The Cons of Convertible Bond Investing
When markets are volatile, investors love a good hybrid security. Give them the stability of debt and the potential upside of equity, and they tend to feel a lot better about handing over their money to growing companies-which explains why convertible bonds had another great year in 2003. The amount raised in new convertible bonds-$85.6 billion-was the second highest in history, according to a December 2003 Morgan Stanley research report.
In 2003, smaller companies in particular benefited from the surge in convertible activity. According to the report, the percentage of convertible new issues from small-cap companies increased dramatically-from 46.7 percent of the total in 2002 to 63.9 percent in 2003-while the percentage of new issues from S&P 500 companies fell to 24.1 percent from 42.8 percent. Convertible bonds are essentially debt with a twist: In addition to getting steady interest income, the investor has the option to convert the debt to equity by buying the company's stock at a fixed price in the future.
And in exchange for offering future equity, the company gets to pay a lower interest rate for a convertible than it would for any other kind of straight debt. That makes it a solid option for raising cash when bank doors are shut and equity markets remain sketchy. But experts advise that entrepreneurs should proceed with caution on convertible deals; there's a reason they're known for being an excellent investment vehicle. "It gives a lot of power to the investor," says Tom Taulli, an attorney and angel investor who teaches mergers and acquisitions at University of Southern California's Marshall School of Business. "Warren Buffett made himself the second richest person in the United States" thanks in part to convertibles, adds Taulli. "That's his preferred method of investing."
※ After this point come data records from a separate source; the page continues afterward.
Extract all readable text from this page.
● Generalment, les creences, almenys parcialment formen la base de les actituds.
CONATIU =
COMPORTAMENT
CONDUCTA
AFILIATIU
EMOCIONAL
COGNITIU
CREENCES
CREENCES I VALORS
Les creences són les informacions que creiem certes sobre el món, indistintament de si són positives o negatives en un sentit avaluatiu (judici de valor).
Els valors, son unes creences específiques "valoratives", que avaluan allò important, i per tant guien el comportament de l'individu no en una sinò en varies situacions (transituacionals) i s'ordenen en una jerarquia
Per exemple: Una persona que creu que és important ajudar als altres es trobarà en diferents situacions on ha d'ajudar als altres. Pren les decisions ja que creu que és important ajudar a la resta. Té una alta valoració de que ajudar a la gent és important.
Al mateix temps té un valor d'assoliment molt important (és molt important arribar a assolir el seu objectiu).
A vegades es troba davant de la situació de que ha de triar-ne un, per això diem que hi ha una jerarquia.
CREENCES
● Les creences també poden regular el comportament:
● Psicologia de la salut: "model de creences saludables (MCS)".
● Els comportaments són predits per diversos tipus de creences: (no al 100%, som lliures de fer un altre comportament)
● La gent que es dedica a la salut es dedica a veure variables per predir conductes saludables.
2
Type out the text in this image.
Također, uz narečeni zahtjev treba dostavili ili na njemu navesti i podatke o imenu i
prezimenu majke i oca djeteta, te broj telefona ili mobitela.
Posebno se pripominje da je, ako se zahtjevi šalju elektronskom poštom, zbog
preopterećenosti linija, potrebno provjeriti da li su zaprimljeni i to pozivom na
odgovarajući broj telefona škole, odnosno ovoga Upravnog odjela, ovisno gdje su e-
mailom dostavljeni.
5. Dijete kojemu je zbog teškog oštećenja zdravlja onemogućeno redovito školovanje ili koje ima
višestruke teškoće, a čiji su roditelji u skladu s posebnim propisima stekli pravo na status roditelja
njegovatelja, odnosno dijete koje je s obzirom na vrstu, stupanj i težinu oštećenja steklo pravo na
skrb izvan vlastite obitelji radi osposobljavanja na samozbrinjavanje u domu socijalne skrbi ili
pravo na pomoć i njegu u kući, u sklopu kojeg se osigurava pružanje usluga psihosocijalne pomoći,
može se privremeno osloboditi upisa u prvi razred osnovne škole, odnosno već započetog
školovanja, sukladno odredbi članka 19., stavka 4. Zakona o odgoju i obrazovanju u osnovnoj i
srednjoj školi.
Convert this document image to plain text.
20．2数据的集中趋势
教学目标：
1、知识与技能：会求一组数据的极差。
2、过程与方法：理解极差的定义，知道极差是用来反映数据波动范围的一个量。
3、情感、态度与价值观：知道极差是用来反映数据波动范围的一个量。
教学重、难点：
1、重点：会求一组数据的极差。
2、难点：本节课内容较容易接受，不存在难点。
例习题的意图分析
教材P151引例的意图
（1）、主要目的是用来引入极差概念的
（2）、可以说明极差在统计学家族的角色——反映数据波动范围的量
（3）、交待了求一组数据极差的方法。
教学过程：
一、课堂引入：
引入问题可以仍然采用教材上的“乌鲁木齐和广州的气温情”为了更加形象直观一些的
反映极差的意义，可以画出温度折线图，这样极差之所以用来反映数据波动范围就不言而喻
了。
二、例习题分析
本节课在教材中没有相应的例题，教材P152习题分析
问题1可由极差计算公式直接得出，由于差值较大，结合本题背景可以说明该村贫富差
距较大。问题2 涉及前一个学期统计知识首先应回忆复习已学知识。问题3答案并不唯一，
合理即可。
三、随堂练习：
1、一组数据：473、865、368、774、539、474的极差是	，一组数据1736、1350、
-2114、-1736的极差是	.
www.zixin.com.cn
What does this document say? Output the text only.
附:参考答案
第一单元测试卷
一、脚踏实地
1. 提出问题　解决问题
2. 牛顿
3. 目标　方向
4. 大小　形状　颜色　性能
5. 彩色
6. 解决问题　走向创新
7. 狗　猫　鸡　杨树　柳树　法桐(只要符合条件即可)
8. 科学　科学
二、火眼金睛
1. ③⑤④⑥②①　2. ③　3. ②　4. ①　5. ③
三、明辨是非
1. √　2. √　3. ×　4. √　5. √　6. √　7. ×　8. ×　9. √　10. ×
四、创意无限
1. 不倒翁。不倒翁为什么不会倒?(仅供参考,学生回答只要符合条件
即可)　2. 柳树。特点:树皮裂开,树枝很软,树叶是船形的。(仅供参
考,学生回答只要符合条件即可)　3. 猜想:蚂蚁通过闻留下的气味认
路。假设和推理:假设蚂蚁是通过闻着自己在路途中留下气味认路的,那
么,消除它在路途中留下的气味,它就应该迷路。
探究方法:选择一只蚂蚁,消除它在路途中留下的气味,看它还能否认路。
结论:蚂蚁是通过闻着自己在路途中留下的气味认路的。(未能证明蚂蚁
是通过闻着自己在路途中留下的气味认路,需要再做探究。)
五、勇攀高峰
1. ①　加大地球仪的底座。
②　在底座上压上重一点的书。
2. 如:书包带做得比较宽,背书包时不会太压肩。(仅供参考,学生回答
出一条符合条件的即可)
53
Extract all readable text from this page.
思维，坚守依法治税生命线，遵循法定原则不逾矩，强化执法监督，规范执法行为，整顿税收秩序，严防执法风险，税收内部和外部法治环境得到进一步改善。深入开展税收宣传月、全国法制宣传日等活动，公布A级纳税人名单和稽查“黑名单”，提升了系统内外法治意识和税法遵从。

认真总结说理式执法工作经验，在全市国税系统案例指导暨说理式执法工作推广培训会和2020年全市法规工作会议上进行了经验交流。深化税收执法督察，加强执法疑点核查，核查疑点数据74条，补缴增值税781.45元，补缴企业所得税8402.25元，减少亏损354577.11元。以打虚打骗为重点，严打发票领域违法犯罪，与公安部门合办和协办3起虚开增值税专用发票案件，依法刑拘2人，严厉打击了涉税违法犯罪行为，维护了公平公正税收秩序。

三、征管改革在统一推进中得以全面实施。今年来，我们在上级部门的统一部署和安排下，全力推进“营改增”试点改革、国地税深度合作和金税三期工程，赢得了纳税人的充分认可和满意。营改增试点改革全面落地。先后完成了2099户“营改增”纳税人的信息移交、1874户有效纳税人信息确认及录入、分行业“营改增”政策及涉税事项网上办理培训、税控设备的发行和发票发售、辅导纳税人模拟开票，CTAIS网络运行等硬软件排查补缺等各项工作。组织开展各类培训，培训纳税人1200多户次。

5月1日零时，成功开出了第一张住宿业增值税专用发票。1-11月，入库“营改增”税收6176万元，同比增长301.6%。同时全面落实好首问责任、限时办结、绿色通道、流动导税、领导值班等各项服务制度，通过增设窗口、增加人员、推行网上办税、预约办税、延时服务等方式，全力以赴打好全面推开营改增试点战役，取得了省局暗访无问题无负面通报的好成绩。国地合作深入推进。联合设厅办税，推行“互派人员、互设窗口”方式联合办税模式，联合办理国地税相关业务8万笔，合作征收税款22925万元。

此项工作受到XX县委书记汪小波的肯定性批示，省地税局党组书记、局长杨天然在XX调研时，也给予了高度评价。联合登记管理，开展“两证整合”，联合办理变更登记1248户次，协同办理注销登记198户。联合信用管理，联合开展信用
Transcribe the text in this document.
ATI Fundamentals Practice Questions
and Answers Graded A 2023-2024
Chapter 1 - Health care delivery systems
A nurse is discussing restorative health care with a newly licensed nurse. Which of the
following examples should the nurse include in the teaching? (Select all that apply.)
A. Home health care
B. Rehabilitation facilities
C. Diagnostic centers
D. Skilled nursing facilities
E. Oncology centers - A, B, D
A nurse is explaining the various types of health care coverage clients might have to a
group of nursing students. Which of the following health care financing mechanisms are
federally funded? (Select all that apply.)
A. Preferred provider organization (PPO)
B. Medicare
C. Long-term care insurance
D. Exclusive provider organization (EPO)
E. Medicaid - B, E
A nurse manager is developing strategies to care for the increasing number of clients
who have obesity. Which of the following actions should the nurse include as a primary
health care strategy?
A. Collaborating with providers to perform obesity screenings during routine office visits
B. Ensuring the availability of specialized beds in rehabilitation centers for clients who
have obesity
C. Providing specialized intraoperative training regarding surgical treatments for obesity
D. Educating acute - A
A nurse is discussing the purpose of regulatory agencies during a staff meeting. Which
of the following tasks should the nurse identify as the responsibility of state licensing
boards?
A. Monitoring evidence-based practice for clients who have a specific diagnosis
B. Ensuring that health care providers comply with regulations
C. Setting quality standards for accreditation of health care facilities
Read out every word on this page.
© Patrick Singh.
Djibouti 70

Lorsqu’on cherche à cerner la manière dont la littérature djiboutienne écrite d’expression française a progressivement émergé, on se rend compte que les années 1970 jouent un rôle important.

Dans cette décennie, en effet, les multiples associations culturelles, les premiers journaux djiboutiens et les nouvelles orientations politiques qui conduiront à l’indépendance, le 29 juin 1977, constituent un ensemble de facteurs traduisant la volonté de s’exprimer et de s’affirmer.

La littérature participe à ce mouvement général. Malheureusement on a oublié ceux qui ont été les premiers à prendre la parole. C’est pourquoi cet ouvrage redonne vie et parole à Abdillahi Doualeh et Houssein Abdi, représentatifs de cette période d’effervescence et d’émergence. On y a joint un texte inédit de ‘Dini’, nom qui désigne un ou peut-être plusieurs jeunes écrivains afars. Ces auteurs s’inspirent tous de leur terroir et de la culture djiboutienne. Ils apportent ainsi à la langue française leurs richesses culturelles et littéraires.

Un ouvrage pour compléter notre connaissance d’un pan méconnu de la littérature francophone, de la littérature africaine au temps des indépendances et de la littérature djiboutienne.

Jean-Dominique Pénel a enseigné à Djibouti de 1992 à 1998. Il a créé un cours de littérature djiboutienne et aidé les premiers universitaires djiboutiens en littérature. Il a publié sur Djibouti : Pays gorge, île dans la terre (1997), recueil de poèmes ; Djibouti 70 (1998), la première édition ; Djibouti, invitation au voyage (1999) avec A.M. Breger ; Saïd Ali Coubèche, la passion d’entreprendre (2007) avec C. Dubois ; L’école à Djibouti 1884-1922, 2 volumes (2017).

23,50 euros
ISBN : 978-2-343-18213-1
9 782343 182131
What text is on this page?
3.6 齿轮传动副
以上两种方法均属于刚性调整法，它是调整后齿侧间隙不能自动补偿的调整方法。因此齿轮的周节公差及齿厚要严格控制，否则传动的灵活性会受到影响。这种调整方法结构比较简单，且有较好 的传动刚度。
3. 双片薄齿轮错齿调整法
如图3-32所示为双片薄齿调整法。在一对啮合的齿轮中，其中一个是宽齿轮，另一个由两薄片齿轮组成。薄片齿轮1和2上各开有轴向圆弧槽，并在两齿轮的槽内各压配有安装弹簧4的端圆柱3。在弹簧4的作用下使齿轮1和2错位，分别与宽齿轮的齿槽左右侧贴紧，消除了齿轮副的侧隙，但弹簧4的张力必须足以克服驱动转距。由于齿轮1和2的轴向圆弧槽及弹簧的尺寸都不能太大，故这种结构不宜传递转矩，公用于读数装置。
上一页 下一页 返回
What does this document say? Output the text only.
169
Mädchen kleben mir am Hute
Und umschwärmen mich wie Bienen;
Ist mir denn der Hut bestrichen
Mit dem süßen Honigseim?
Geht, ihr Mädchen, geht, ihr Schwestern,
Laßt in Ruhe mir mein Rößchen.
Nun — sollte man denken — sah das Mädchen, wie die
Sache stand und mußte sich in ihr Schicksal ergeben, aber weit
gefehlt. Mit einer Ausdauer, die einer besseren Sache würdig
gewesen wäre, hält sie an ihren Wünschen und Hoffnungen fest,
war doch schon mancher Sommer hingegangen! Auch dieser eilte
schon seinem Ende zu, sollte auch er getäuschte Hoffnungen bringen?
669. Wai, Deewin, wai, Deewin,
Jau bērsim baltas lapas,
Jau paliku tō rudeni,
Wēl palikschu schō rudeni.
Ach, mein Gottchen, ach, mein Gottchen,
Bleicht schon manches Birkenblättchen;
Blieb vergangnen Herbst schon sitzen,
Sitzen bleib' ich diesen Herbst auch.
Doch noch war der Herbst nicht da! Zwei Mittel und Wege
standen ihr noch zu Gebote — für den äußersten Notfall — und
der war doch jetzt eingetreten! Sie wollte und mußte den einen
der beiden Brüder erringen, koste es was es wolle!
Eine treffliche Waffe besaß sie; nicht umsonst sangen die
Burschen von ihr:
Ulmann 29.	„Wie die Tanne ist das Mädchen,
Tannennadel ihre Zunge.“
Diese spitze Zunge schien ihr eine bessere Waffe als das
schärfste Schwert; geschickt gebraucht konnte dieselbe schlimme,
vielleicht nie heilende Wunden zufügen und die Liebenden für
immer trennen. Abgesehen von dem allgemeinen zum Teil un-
But the more power investors have, the less the company has; and savvy investors will try to dictate terms favorable to themselves, including a shorter time horizon, prepaid interest, tough penalties for missed interest payments, or the option to lower the conversion price threshold if the stock price depreciates significantly. "The fine print is so critical," says Taulli, "and you really need to have a qualified expert, usually an attorney, who specializes in these kinds of financings to make sure you're not giving away the store."
The catch for smaller companies is that they can't always predict their future cash flow, which can make the convertible bond a dangerous option, says Jim Alterbaum, a corporate attorney with Jenkens & Gilchrist Parker Chapin LLP in New York City. "Because, like any debt instrument, it requires payment," he says, "and if there's a default on an instrument like this, not only does it put the company at risk, but it could also create defaults on other documents."
In other words, a default on a convertible could trigger default on a bank note. If the company isn't positive it can meet its obligations, it should try to negotiate certain terms of the deal. For example, if the short-term payments are going to be a problem, try to get the investor to take additional equity instead of a dividend, says Alterbaum, though he adds there are tax implications for all the variations, so an expert should be consulted.
Another important consideration is that underlying the convertible is the promise of conversion to stock. "If for some reason the stock goes down or is delisted, that will [mean] the company has to pay the bond off in total," says Nandkumar Nayar, a professor of finance at Lehigh University in Bethlehem, Pennsylvania. That, in turn, can trigger bankruptcy if the company does not have the assets to pay off the bond. And if the business owner used personal assets as a guarantee, the results can be devastating.
Taulli advises extreme caution when considering whether to do personal guarantees. "Be very realistic, and assume the worst. If you're willing to lose your home or your 401(k) or whatever assets you have, then that's no problem," says Taulli. "But if that's not a good feeling [for you], don't do it."